Dossier Franse Cinema. Deel 1: De kwetsbare ‘grandeur’ van de Franse Cinema

sep 7, 2017   //   by Ivo De Kock   //   actueel, thema  //  No Comments

LE FABULEUX DESTIN D’AMELIE POULAIN

Een boutade wil dat Amerikanen de film uitvonden maar Fransen de cinema. Juister is dat Frankrijk cinema blijft heruitvinden. Gelukkig maar want in een snel evoluerend filmlandschap heeft ‘le cinéma français’ het momenteel zowel in Vlaanderen als in eigen land moeilijk. Ondanks recente succesverhalen en de via dvd alsmaar sneller ontsloten schatten uit een rijk filmverleden.

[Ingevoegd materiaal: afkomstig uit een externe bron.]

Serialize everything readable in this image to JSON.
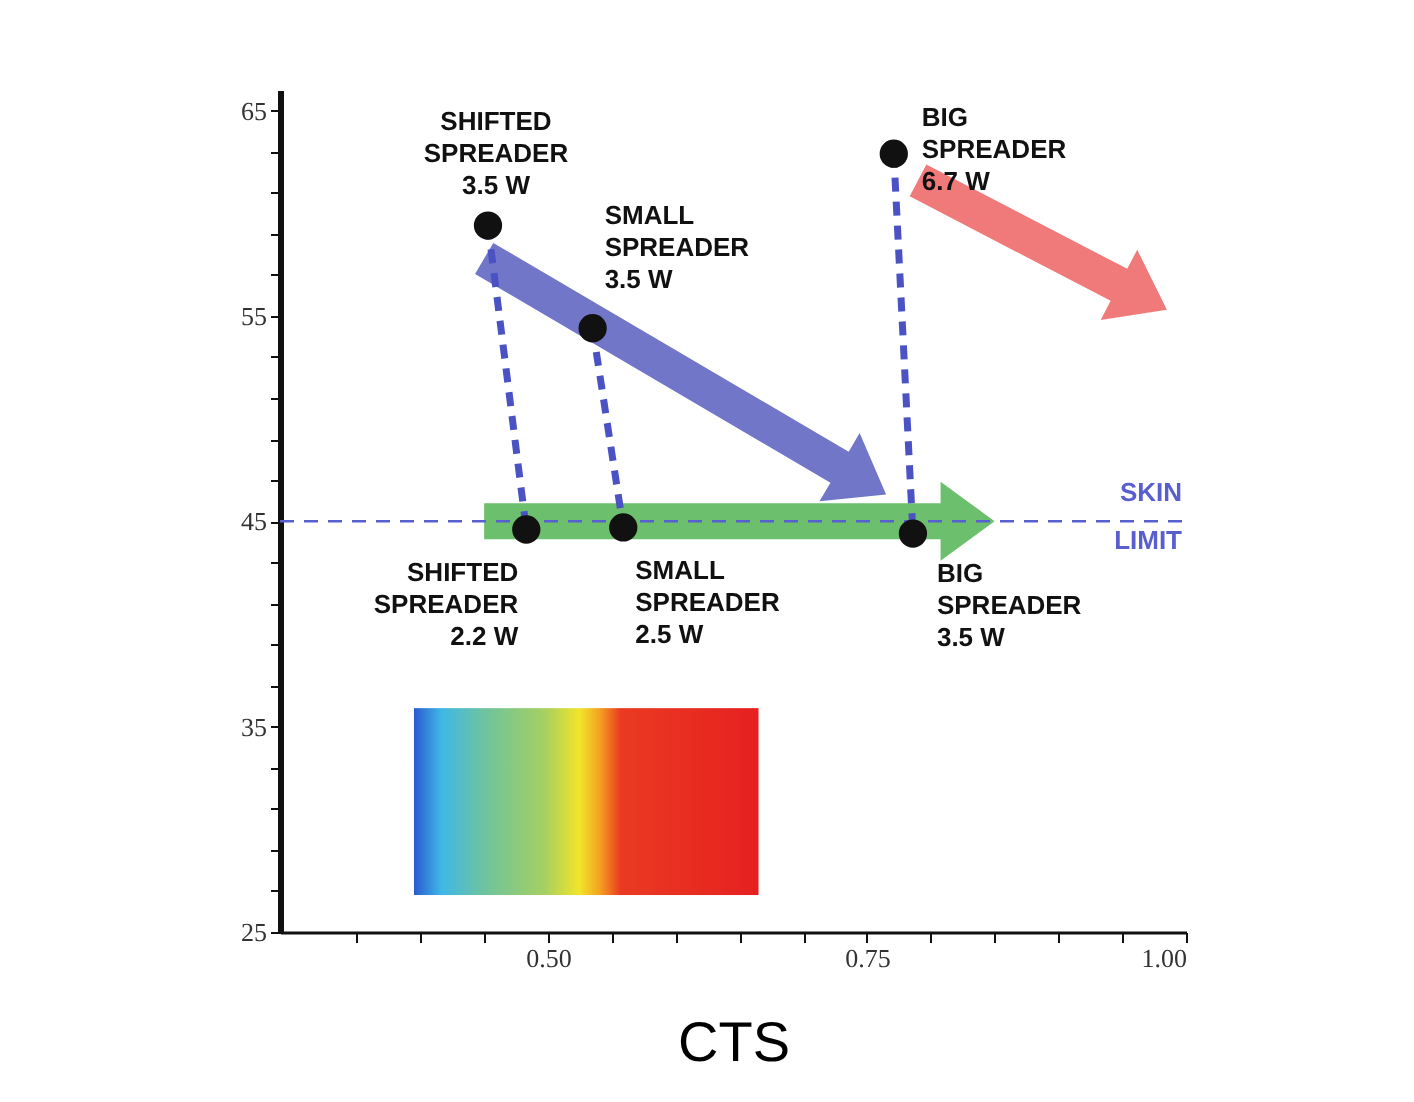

De Franse cinema heeft zijn beperkingen. Franse cineasten slagen er niet in verhalen te vertellen zoals de Amerikanen, drie op de vier films handelen over affectieve problemen, Parijs staat al te vaak symbool voor de hele wereld. Maar le cinéma français heeft toch vooral stijl, charme en kwaliteit.

INTOUCHABLES

Die kwaliteit ligt in het vermijden van vaste modellen, het afwijzen van formattering. De beste Franse regisseurs laten hun werk nooit stollen tot een gimmick. Ze beschouwen filmgeschiedenis als een enorme schatkist waaruit men van alles kan gebruiken, maar verliezen niet uit het oog dat de creatieve persoonlijkheid de verbinding moet zijn tussen de verschillende elementen die in het welslagen van een film een rol spelen.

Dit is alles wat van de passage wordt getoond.